Kimse alınganlık göstermesin, ya da yarası olan gocunsun.

Et fiyatları konuşulurken ne hayvancı, ne de kasaplar halkı düşünüyor.

Hayvancı da, kasaplarda kendilerini düşünür.

Halk, özellikle düşük gelirli, yoksul halk hiç düşünülmüyor.

Eskiden çöpe ya da köpeklere atılan, etten başka her şeye benzeyen, hayvan parçaları bile satılır oldu. Etin yanında promosyon verilen kuyruk, dana etinin fiyatına satılıyor.

Halkı düşünmeyen, hiçbir düşünce değerli olamaz…

***

Hayvancıların bugün eylemi var. Hayırlısı olsun. Umarım amaç bağcı dövmek değil, üzüm yemektir. Taleplerden biri de ithal et izninin iptali.
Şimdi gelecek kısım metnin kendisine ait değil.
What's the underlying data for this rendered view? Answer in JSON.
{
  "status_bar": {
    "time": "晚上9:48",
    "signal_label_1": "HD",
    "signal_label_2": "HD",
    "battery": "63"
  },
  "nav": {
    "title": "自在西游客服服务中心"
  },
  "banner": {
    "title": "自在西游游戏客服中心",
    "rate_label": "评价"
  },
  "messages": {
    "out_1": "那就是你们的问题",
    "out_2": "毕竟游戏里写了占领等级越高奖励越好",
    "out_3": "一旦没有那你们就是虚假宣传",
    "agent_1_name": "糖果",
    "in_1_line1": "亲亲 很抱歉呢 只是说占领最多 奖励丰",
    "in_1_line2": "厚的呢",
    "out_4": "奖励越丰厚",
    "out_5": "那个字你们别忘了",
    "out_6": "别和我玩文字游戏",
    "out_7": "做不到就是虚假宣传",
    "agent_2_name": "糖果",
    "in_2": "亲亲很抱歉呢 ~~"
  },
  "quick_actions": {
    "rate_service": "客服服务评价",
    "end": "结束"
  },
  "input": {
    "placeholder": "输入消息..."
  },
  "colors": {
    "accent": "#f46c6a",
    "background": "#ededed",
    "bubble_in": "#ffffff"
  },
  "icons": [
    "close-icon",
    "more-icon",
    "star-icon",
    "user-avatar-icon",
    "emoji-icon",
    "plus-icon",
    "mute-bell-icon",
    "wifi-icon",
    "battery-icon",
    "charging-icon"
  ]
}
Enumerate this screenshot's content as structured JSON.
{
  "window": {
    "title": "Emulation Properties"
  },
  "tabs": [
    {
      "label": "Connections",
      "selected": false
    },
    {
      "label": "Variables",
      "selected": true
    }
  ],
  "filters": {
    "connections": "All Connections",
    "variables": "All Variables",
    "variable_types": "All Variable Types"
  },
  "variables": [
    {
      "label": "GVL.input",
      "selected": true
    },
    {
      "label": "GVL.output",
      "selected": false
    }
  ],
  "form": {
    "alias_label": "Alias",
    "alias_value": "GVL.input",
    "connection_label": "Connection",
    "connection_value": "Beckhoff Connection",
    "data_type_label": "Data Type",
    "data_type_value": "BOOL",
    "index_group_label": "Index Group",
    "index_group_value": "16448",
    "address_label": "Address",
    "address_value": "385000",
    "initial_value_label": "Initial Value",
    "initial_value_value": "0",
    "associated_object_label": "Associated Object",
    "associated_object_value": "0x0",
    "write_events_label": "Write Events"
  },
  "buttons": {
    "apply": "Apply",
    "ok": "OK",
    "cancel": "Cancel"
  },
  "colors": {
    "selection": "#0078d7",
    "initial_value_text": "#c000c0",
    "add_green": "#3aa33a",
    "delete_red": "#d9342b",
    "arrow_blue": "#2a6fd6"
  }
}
Bir sorucuk sorayım. Otellere, toplu tüketim mekanlarına, yüksek gelir grubu müşterilerin taleplerini uygun, verilen nitelikli büyük baş hayvan et ithal izinlerinin iptali de isteniyor mu? Garibanlara ucuz et seçeneği sunulmasına karşı çıkılırken, para babalarının tükettiği etlerin ithaline de aynı başlık altında karşı çıkılacak mı?

***

Hayvancılık, stratejik bir sektördür… Hayvancının, emeğinin karşılığını alarak hayvancılığın devamı çok önemlidir.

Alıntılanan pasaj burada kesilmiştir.